Things start brightly, so brightly. Your sun is shining with such veracity that it illuminates even the gloomiest nooks and crannies of your heart and soul and suffering. It burns, gloriously, and you think to yourself that something this bright will never be dulled.
But even suns die, eventually.
What if there is no implosion, though? Or explosion, or black hole of disaster? What if it’s more like bits of you fall away, lose saturation, and your love becomes ashy embers of the fire it once was?
What if the dimmer switch turns so slowly, you don’t even notice – until suddenly you’re in darkness and have no idea how it happened?
It felt like the flick of a switch. It felt like one day I was happy and then one day I wasn’t, and no amount of rumination or talking myself out of it was going to change the fact that this time was different.
It was inevitable and yet impossible.
What had triggered the blackout wasn’t a switch being flicked, but in fact the glow that had barely been lingering had finally been extinguished.
It had turned from a beautiful romance to a beautiful friendship, and the light was finally out.
And so now, I’m sat in darkness.
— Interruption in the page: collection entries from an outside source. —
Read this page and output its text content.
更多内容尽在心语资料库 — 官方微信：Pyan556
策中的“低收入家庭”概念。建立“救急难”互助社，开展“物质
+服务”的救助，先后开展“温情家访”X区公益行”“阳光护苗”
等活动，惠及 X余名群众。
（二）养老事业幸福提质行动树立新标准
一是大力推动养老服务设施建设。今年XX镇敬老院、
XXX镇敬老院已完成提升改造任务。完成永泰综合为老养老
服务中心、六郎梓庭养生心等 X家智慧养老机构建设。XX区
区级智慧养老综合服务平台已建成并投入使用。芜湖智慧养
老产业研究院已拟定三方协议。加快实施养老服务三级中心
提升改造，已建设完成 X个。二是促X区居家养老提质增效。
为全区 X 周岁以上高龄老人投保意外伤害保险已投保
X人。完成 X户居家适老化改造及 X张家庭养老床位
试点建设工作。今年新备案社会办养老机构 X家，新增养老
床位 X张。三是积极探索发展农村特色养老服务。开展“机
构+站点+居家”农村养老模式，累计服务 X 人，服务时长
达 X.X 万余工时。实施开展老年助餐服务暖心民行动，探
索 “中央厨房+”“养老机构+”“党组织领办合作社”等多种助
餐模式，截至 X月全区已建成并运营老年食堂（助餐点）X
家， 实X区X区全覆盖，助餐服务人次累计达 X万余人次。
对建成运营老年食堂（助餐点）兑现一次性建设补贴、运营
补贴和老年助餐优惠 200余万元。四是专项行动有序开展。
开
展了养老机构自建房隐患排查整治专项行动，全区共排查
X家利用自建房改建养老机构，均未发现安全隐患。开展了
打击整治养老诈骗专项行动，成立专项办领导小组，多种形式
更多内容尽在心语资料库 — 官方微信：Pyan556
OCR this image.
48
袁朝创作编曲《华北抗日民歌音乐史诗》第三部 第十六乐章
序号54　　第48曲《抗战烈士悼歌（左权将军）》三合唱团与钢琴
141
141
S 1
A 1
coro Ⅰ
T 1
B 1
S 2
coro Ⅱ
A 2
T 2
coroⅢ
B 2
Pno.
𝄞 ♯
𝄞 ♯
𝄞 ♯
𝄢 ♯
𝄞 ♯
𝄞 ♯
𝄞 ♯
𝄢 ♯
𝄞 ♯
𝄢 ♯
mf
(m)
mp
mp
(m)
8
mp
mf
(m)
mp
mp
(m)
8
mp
Frozen, like when you’ve been focusing on something so long you didn’t notice the sun going down.
The light is gone, fully dimmed, and my torches are out of batteries. We have no matches, no candles, and so are stumbling our way out, hands outstretched, each trying to avoid bumping into the other.
We’re feeling our way through unknown territory, desperate to find the door handle but also taking our time. Pretending to have lost the key whilst hiding it behind our backs. Because once the door is open and we let the world flood back in, we’re actually saying goodbye.
The light is out, but can’t be unlit.
When the sun sets, you don’t forget the warmth it left on your skin, the way it burned and the shadows it cast around you. I won’t forget the way he changed me for the better.
The light is out, but we can’t unsee what it showed us, even if we wanted to.